I always said that my micro-terminus was an experiment - and the whole point of an experiment is to learn lessons. I quickly realised that my layout had two major faults:
(a) the foamcore baseboard was so light (250 grams including rails and fittings) that I had to put a finger on top of it every time I changed a point to prevent it moving about on the tabletop, and
(b) the traverser, driven by a rod under the baseboard, suffered a bit from friction and it often needed some finger-poking to get the rails to join up accurately with the rest of the track.
There was also a minor irritation that the wiring, point controls, etc were all underneath the board, so that the layout had to be turned over to work on them. This wasn't a problem when the layout was being built, but it did become inconvenient when I added some rudimentary scenery.
So when I found a piece of wood 50 cms by 15 cms that weighed a hefty kilogram, it seemed a fine opportunity to build a replacement layout (in foreground below, with original layout at rear):
This time I started with the traverser, rather than leaving it to the end of the track-laying process, because I had learned the hard way how essential its smooth operation is for the track design.
I made a 12 cm base for the traverser from a couple of freebie plastic Lottery cards (after checking that the smooth plastic coating of the cards did run smoothly over the surface of the wood). The paper envelope shown in the photo below provides a covering surface for the top of the traverser, while the base (which glides over the wooden baseboard) is left as the smooth plastic coating advertising the lottery:
A length of PECO flexitrack glued on top gave the traverser base a bit of rigidity, and I added sides from wooden coffee stirrers mainly for cosmetic effect:
I also used the coffee stirrers to make guide rails for the traverser along each side, and when the connecting track was laid I put strips of stirrer at the front and back to make sure the traverser stops in the right place:
A copper rod (actually Mercontrol tubing) is used to operate the traverser from the back of the layout.
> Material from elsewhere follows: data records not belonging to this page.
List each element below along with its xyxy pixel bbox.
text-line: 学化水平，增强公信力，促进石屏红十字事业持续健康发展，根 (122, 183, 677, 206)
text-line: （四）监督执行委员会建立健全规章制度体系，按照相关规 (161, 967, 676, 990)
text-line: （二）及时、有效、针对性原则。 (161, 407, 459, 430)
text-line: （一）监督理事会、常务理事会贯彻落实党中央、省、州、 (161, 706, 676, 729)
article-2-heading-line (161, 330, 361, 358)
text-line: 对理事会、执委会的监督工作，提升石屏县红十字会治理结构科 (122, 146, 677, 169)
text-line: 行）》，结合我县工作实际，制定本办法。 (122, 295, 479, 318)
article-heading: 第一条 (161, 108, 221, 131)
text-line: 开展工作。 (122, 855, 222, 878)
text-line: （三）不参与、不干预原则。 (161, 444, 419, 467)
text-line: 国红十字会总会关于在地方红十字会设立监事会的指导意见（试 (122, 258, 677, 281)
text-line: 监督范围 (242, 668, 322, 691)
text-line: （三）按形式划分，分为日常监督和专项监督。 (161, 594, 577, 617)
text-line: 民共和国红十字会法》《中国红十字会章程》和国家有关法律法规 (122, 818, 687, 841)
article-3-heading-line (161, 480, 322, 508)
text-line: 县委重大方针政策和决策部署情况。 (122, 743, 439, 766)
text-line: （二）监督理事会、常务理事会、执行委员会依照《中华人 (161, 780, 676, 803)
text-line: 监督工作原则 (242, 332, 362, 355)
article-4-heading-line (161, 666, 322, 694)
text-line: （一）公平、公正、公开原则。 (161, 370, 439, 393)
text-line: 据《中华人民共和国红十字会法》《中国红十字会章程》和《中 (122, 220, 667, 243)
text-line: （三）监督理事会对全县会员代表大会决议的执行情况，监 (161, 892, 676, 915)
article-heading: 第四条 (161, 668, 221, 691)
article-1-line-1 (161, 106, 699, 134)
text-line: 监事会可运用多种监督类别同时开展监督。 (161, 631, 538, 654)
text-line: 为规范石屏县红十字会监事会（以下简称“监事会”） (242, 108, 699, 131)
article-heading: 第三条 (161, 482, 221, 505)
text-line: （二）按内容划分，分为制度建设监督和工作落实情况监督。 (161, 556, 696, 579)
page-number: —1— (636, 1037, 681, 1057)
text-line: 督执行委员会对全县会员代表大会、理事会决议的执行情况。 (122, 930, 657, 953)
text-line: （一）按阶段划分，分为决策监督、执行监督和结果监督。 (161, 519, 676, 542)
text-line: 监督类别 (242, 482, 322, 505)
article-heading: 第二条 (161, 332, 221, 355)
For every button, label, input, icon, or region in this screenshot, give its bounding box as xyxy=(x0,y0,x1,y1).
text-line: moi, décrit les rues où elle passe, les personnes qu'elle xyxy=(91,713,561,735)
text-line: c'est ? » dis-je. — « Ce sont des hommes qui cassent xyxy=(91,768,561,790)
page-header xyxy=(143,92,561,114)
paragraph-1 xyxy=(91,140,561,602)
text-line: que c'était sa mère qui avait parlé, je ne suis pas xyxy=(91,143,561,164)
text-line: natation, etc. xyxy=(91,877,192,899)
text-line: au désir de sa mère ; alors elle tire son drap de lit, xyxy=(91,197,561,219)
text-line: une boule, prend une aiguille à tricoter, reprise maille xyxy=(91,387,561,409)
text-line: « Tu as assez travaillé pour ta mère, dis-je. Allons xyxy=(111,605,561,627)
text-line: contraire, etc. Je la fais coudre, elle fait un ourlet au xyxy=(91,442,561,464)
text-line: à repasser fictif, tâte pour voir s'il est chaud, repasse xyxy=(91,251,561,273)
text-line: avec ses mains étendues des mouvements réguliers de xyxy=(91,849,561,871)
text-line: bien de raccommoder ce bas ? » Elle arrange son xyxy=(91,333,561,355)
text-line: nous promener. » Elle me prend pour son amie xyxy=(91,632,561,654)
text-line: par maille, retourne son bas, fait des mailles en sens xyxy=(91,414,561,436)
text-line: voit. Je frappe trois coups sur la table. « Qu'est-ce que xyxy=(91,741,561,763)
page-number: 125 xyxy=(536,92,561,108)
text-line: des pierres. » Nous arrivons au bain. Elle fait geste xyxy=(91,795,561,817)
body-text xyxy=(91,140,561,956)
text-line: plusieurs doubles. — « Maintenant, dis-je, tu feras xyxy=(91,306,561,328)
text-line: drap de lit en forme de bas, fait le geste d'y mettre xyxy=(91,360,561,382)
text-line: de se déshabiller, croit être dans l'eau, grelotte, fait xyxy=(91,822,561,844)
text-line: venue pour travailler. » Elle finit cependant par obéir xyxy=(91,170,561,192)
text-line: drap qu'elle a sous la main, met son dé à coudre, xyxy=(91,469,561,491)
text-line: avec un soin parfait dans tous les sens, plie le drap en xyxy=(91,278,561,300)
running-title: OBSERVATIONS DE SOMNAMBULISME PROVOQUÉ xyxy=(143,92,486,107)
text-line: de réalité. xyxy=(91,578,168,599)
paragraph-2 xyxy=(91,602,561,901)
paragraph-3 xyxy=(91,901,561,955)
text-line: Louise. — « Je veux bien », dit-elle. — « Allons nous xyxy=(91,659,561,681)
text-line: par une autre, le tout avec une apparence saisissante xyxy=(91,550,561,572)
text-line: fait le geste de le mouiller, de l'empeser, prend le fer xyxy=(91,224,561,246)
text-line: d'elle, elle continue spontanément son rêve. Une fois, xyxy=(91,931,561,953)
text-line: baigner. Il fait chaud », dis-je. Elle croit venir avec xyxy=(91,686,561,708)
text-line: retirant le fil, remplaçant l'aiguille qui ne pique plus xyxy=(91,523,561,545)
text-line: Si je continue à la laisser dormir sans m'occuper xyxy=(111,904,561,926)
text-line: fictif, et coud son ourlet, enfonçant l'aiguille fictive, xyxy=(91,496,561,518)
Since the traverser only rests loosely on top of the board (hence the guide rails) it can be easily operated from the front of the layout with a finger tip.
Points are operated by stiff copper wire above the board. The wire and the plastic brackets I used came from PECO's 009 uncoupler kits, but similar homemade brackets could easily be made:
Electrically, block connectors and PECO pre-soldered fishplates cater for my Can't Solder, Won't Solder phobia.
So far I'm very pleased with the second attempt. It seems to work well and it was cheap to build. The next stage will be a bit of scenery ...
* Note for overseas readers: when British politicians are caught doing something especially deplorable they always say "I can assure the House that no wrong-doing was intended, and that lessons have been learned". This mantra is seen as an acceptable alternative to actually learning anything or trying to do things any better in future.